Linear Models and GLMs — Implementation
Goal
Implement linear and generalised linear models end-to-end: data prep, fitting, evaluation, and serialisation.
Conceptual Counterpart
- Linear and Generalised Linear Models — bias-variance, regularisation paths, GLM families
- Convex Optimization — normal equations, gradient descent convergence
- Credit Scoring — canonical application of logistic regression and GLMs
Purpose
Practical implementation of linear and generalised linear models with scikit-learn and statsmodels.

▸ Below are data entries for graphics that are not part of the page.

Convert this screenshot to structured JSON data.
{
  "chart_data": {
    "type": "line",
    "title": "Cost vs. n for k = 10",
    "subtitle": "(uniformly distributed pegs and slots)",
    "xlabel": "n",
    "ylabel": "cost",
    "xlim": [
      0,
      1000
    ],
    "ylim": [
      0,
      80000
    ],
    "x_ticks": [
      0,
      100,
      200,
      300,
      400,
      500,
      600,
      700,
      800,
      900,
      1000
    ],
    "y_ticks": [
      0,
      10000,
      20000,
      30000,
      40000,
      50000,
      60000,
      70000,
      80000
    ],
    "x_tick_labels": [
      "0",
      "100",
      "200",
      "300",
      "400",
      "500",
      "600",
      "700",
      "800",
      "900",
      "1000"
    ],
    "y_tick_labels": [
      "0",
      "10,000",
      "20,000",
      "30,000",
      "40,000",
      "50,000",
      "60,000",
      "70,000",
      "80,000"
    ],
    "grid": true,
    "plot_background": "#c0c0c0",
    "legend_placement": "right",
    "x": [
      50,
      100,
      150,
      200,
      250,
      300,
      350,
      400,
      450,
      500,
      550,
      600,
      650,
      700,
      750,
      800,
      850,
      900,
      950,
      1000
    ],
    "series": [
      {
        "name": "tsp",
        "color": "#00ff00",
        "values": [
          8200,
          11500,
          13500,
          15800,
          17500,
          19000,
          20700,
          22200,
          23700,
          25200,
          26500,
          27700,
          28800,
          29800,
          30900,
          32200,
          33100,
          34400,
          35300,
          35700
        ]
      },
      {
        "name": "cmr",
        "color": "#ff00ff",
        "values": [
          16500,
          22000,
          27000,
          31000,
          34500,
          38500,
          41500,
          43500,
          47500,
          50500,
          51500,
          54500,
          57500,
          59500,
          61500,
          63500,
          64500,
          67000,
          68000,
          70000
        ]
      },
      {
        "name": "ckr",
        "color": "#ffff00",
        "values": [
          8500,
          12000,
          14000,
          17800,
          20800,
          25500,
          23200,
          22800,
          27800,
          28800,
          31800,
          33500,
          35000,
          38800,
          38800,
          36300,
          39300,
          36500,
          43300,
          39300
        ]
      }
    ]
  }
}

Synthesised from Linear Models & GLMs.
Examples
- OLS, Ridge, Lasso, ElasticNet regression
- Logistic regression (binary and multi-class)
- Tweedie/Gamma GLM for insurance-style count/severity targets
Architecture
Raw features → ColumnTransformer (scale / encode)

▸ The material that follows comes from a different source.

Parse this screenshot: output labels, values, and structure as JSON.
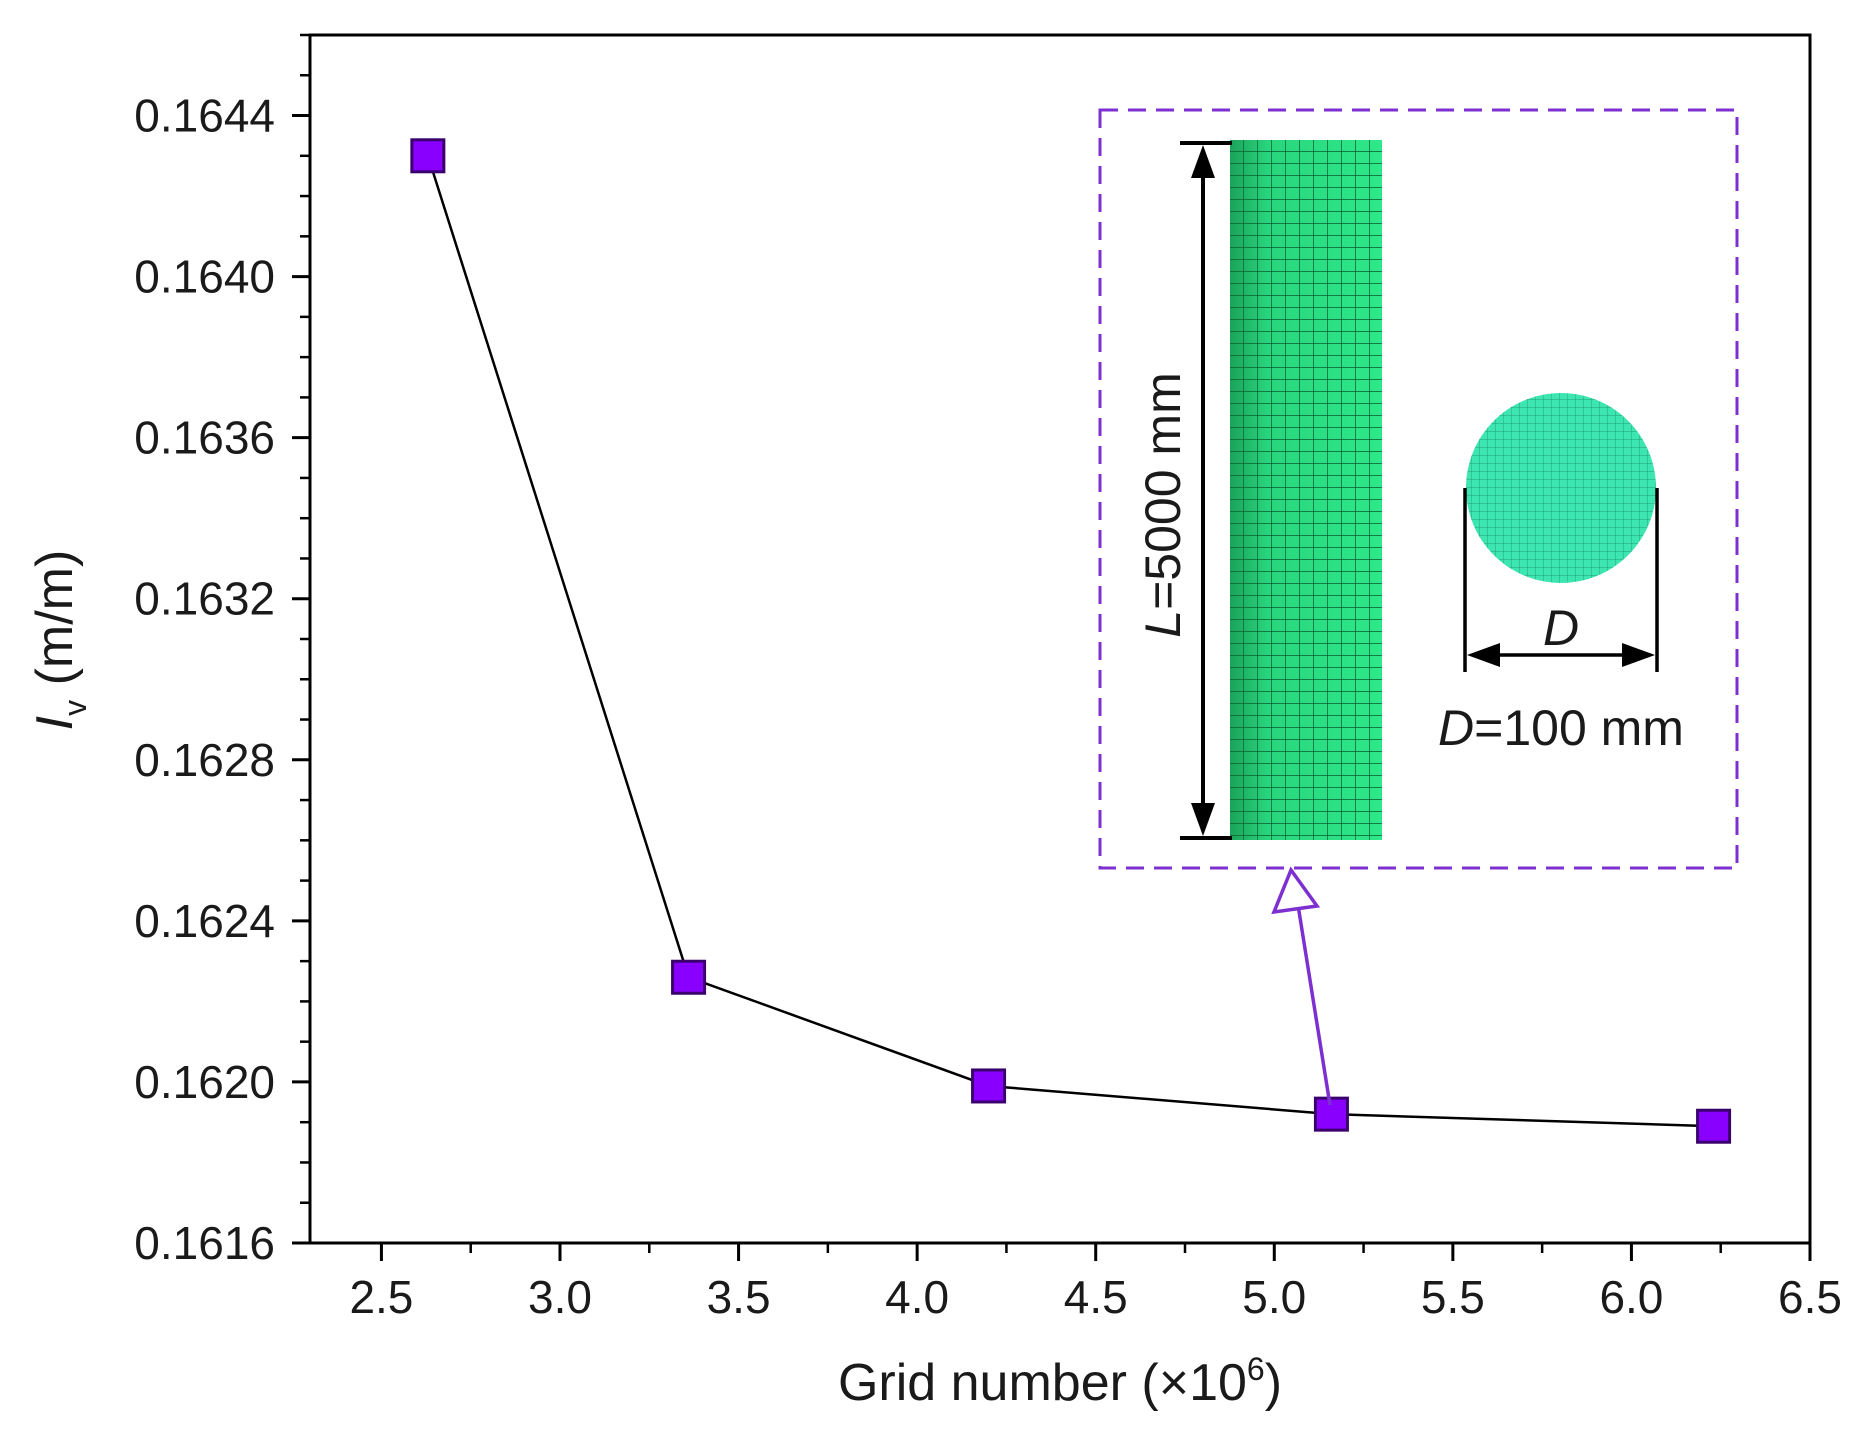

→ Linear estimator (sklearn or statsmodels)
→ Threshold / inverse-link → predictions
Implementation
Setup
pip install scikit-learn statsmodelsOLS and Regularised Regression
import numpy as np
from sklearn.linear_model import Ridge, Lasso, ElasticNet
from sklearn.preprocessing import StandardScaler
from sklearn.pipeline import Pipeline
from sklearn.datasets import fetch_california_housing
from sklearn.model_selection import cross_val_score
X, y = fetch_california_housing(return_X_y=True)
# Ridge (L2) — automatically handles multicollinearity
ridge = Pipeline([("scaler", StandardScaler()), ("model", Ridge(alpha=1.0))])

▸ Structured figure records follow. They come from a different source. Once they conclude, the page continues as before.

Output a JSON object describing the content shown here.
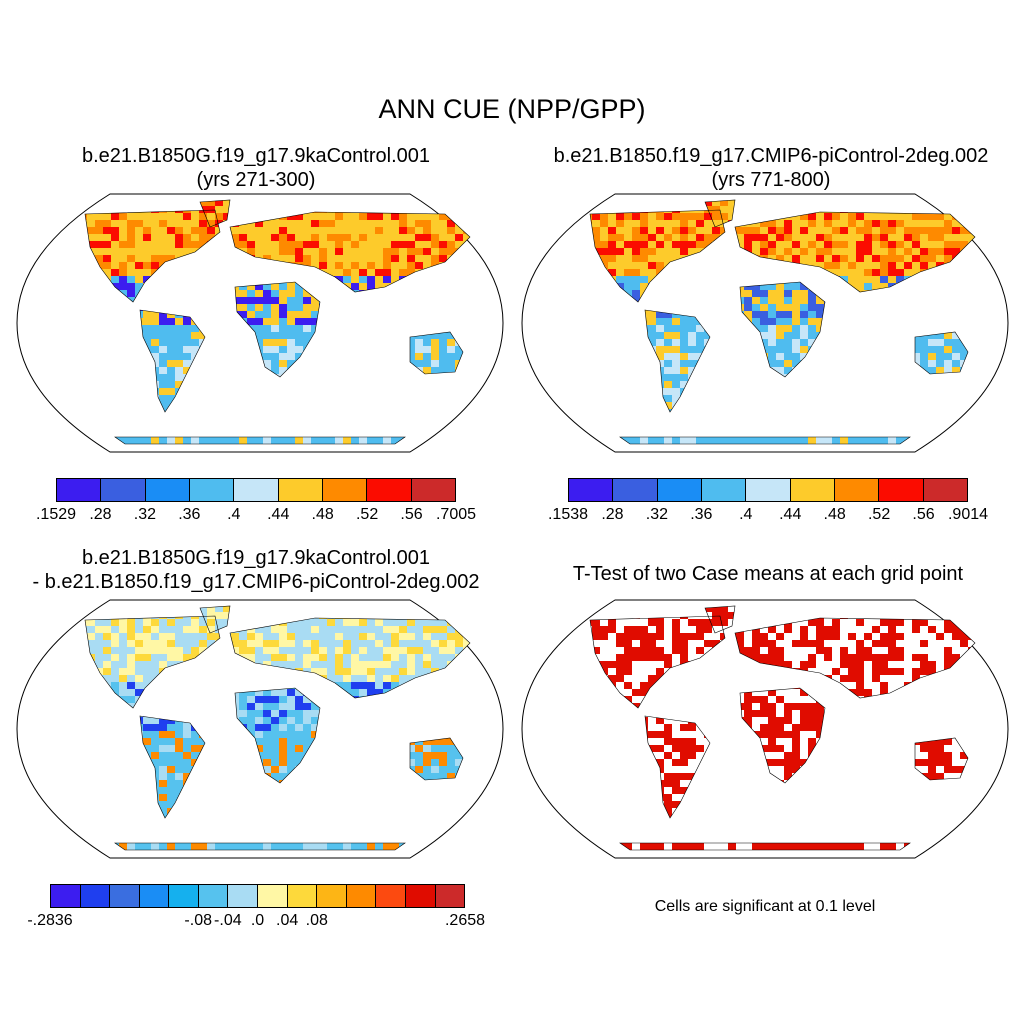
{
  "title": "ANN CUE (NPP/GPP)",
  "panels": [
    {
      "id": "case1",
      "title_lines": [
        "b.e21.B1850G.f19_g17.9kaControl.001",
        "(yrs 271-300)"
      ],
      "colorbar": {
        "colors": [
          "#3c1df0",
          "#3a5fe0",
          "#1a8df5",
          "#4fbcef",
          "#c6e6f8",
          "#fdcb2b",
          "#fe8a00",
          "#fb0c00",
          "#cc2a2a"
        ],
        "ticks": [
          ".1529",
          ".28",
          ".32",
          ".36",
          ".4",
          ".44",
          ".48",
          ".52",
          ".56",
          ".7005"
        ]
      }
    },
    {
      "id": "case2",
      "title_lines": [
        "b.e21.B1850.f19_g17.CMIP6-piControl-2deg.002",
        "(yrs 771-800)"
      ],
      "colorbar": {
        "colors": [
          "#3c1df0",
          "#3a5fe0",
          "#1a8df5",
          "#4fbcef",
          "#c6e6f8",
          "#fdcb2b",
          "#fe8a00",
          "#fb0c00",
          "#cc2a2a"
        ],
        "ticks": [
          ".1538",
          ".28",
          ".32",
          ".36",
          ".4",
          ".44",
          ".48",
          ".52",
          ".56",
          ".9014"
        ]
      }
    },
    {
      "id": "difference",
      "title_lines": [
        "b.e21.B1850G.f19_g17.9kaControl.001",
        "- b.e21.B1850.f19_g17.CMIP6-piControl-2deg.002"
      ],
      "colorbar": {
        "colors": [
          "#3c1df0",
          "#1f3fef",
          "#3a6ee0",
          "#1a8df5",
          "#15b0ee",
          "#56c2ee",
          "#a9dcf3",
          "#fff7a5",
          "#fdd93b",
          "#fdb515",
          "#fe8a00",
          "#fc4a10",
          "#e00c00",
          "#cc2a2a"
        ],
        "ticks": [
          "-.2836",
          "",
          "-.08",
          "-.04",
          ".0",
          ".04",
          ".08",
          "",
          ".2658"
        ]
      }
    },
    {
      "id": "ttest",
      "title_lines": [
        "T-Test of two Case means at each grid point"
      ],
      "note": "Cells are significant at 0.1 level"
    }
  ]
}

cv_r2 = cross_val_score(ridge, X, y, cv=5, scoring="r2")
print(f"Ridge CV R²: {cv_r2.mean():.3f} ± {cv_r2.std():.3f}")
# Lasso (L1) — sparse solutions
lasso = Pipeline([("scaler", StandardScaler()), ("model", Lasso(alpha=0.01))])
# ElasticNet — combined
enet = Pipeline([
("scaler", StandardScaler()),
("model", ElasticNet(alpha=0.01, l1_ratio=0.5))
])Selecting alpha with cross-validation:
from sklearn.linear_model import RidgeCV, LassoCV
lasso_cv = Pipeline([
("scaler", StandardScaler()),
("model", LassoCV(cv=5, alphas=np.logspace(-4, 2, 50)))
])
lasso_cv.fit(X, y)
print("Best alpha:", lasso_cv["model"].alpha_)
print("Non-zero coefficients:", np.sum(lasso_cv["model"].coef_ != 0))Logistic Regression
from sklearn.linear_model import LogisticRegression
from sklearn.datasets import load_breast_cancer
from sklearn.metrics import classification_report, roc_auc_score
X, y = load_breast_cancer(return_X_y=True)
clf = Pipeline([
("scaler", StandardScaler()),
("model", LogisticRegression(
C=1.0, # inverse regularisation strength
penalty="l2", # or "l1", "elasticnet"
solver="lbfgs",
max_iter=200
))
])
clf.fit(X_train, y_train)
proba = clf.predict_proba(X_test)[:, 1]
print(f"AUC: {roc_auc_score(y_test, proba):.3f}")
print(classification_report(y_test, clf.predict(X_test)))Multi-class (multinomial):
LogisticRegression(multi_class="multinomial", solver="lbfgs")GLMs with statsmodels (Tweedie / Gamma)
import statsmodels.api as sm
# Gamma GLM for continuous positive target (e.g., claim severity)
X_sm = sm.add_constant(X_train)
glm = sm.GLM(y_train, X_sm, family=sm.families.Gamma(sm.families.links.Log()))
res = glm.fit()
print(res.summary())
y_pred = res.predict(sm.add_constant(X_test))
# Tweedie (p=1.5 → compound Poisson-Gamma for pure premium)
glm_tw = sm.GLM(
y_train, X_sm,
family=sm.families.Tweedie(var_power=1.5, link=sm.families.links.Log())
)
res_tw = glm_tw.fit()Coefficient Inspection
import pandas as pd
coef_df = pd.DataFrame({
"feature": feature_names,
"coefficient": clf["model"].coef_[0],
"abs": np.abs(clf["model"].coef_[0])
}).sort_values("abs", ascending=False)
print(coef_df.head(10))Trade-offs
- Ridge never produces exactly zero coefficients; Lasso does — prefer Lasso when feature selection matters.
- Logistic regression is fast, interpretable, well-calibrated with Platt scaling; use as a strong baseline.
- Statsmodels GLM provides inference (p-values, CIs) that sklearn does not — important for regulated use.